More often than not, intentions revolve around fitness, weight or health. So, if like most of us, these topics rose to your consciousness after a slightly over-indulgent Holiday season, we’re here to help inspire you and get started on the right track. But before you get nervous, you can forget calorie counters, scales, heart rate monitors or any type of 10-step program. Our intention is simple. To focus on the best, freshest, seasonal, local and organic ingredients to make the tastiest food we can, to support your health and nourish your well-being.
The irony of living in one of the wealthiest countries in the world is that we face an increasingly political conundrum – we have access to some of the best and the worst food the world has to offer. Food that has the ability to enhance or potentially damage our health.
Our challenge to you, is to make 2010 and beyond, about becoming a ‘Food Opportunist’. By taking the opportunity to make the most of the best quality food you can afford and being conscious and grateful that many of us are actually lucky enough to have this choice. This process is about getting to know the source of our food, the effect on our bodies, our health, community and the long term implications on the environment. So, we’ll be speaking to locals and people that have been consciously producing and consuming for years, to educate us all on our delicious journey.
To kickstart your tastebuds, begin by heading straight into the kitchen and straight into warming the cockles of your heart with this tasty winter squash soup. The one thing that will make all of the difference is using an organic home-made stock as the base for the soup. The flavor difference is substantial and you’ll by-pass the preservatives, artificial flavors or allergens of boxed stock.
Roast Butternut Squash, Ginger and Cilantro Soup
By Susannah Yeung
Makes: 6 cups
2lb butternut squash
1 1/2 tablespoons olive oil, divided
1 1/2 teaspoons salt, divided
1 small yellow onion
2 celery stalks
1 large garlic clove, minced
1 tablespoon grated ginger
2 cups vegetable or chicken stock
1 1/2 cups water
1/2 cup cilantro
Cilantro and sesame oil for garnish
1. Preheat the oven to 450 degrees. Chop the squash roughly into 1-inch squares and toss in 1/2 tablespoon of olive oil and 1/2 teaspoon of salt. Place on a baking tray and roast in the oven for 15-20 minutes until golden.

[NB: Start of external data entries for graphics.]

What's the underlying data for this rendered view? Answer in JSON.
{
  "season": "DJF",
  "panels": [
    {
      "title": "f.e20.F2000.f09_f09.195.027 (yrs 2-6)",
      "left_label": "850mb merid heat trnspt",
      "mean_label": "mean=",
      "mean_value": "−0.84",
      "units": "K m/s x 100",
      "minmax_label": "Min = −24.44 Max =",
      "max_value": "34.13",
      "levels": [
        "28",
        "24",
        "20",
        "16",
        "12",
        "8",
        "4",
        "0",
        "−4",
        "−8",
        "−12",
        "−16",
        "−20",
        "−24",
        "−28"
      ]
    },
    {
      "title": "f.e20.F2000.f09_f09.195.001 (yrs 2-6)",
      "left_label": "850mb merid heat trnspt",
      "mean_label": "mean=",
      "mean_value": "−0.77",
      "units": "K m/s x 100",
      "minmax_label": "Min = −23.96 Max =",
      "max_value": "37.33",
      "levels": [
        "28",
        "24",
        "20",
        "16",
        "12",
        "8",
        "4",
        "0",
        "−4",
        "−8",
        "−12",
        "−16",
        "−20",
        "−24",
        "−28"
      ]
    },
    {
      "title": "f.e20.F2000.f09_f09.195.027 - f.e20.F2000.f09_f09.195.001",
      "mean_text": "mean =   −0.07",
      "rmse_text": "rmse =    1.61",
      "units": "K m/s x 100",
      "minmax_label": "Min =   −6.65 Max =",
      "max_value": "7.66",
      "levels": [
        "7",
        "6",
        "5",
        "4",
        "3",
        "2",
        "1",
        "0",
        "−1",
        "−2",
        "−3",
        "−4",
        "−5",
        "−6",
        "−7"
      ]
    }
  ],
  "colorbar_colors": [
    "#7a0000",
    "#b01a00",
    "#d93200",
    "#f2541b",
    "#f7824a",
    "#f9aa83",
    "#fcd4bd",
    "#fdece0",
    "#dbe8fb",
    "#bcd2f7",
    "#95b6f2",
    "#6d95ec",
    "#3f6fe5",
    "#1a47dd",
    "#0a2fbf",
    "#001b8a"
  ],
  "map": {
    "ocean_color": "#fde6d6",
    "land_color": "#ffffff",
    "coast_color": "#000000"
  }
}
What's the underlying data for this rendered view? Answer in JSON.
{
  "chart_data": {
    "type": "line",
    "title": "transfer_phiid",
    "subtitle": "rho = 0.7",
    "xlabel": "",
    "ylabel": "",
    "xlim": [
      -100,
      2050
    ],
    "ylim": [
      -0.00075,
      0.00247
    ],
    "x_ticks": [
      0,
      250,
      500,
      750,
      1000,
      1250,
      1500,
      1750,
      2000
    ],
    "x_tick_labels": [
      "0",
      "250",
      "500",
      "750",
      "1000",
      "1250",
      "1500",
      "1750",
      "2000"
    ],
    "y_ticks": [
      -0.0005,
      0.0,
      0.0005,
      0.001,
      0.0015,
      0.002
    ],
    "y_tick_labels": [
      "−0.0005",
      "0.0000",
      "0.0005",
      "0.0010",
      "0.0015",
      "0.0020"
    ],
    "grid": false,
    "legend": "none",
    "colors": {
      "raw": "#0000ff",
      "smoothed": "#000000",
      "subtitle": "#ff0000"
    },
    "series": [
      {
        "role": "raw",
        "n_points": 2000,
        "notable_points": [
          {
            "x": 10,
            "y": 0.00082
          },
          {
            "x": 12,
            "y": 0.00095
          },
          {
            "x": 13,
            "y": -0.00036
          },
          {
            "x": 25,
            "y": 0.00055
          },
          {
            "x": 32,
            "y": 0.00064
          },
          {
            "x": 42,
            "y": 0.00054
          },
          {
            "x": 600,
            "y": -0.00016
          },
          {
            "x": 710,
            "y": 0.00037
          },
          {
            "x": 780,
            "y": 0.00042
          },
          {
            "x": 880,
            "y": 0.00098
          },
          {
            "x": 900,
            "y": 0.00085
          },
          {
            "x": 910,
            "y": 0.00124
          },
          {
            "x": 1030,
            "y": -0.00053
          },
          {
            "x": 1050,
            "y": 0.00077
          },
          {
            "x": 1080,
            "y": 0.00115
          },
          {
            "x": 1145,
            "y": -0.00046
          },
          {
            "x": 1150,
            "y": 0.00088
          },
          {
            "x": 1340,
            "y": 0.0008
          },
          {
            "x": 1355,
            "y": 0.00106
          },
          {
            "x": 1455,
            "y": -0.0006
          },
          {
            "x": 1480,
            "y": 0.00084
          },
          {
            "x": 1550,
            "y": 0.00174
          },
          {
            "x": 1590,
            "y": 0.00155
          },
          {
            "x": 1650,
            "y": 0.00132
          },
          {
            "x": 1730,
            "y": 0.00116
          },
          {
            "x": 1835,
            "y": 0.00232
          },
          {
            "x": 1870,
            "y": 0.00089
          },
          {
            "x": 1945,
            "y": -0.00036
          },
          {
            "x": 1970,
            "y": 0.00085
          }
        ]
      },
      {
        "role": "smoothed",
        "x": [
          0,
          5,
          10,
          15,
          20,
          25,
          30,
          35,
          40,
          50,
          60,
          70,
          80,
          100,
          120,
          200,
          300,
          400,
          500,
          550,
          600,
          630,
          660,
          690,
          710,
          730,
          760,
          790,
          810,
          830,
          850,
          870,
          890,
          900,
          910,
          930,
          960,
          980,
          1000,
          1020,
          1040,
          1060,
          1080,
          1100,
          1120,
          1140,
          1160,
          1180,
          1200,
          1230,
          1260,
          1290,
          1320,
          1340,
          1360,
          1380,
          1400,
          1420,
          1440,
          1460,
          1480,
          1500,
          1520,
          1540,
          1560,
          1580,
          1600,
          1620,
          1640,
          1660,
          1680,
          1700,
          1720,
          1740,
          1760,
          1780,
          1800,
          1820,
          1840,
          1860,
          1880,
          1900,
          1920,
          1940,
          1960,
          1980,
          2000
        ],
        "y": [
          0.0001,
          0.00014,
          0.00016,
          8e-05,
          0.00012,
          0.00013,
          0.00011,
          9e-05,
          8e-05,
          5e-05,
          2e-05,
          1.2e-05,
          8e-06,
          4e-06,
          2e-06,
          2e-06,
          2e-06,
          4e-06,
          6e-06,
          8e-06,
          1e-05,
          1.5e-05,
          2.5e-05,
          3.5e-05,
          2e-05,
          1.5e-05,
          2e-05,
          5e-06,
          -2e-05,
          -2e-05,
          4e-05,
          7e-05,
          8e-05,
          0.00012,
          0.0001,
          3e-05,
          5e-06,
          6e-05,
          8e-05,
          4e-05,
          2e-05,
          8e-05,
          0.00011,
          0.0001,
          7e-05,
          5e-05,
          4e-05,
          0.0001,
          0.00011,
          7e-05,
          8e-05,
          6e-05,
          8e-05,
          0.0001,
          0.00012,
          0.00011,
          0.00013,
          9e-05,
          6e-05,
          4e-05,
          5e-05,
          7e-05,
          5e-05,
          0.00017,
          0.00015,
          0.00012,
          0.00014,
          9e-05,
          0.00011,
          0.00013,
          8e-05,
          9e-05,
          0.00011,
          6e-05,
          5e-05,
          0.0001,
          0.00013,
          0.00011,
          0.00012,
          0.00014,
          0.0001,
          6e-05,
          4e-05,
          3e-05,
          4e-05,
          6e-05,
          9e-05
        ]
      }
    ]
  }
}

2. In the meantime, dice the onion, celery and carrot. Mince the garlic and grate the ginger. Set these ingredients aside until the squash is ready.
3. Remove the roasted squash from the oven when ready. Place a large saucepan on the stove over medium heat. Add 1 tablespoon olive oil and the onion, carrot and celery. Saute until the onion is translucent, then add the garlic and ginger and continue to stir for another 1-2 minutes until aromatic.
4. Add the squash to the pan, pour in the stock and increase the heat. Bring to a boil and then reduce to a simmer for about 15-20 minutes until the squash is soft and falls apart with a fork.
5. Remove from the heat and pour the soup into a blender with the cilantro and puree until the texture is smooth and creamy. Alternatively, leave the soup in the pan and puree with an immersion blender (see note*).
6. Once blended, season with the remaining salt and stir through cilantro and serve. Garnish with sesame oil and cilantro.
*Note: Hot liquid expands when blended. If using a blender, blend in batches and fill less than half way to allow plenty of room for aeration and expansion. If using an immersion blender, be sure to keep blades below the surface of the liquid at all times.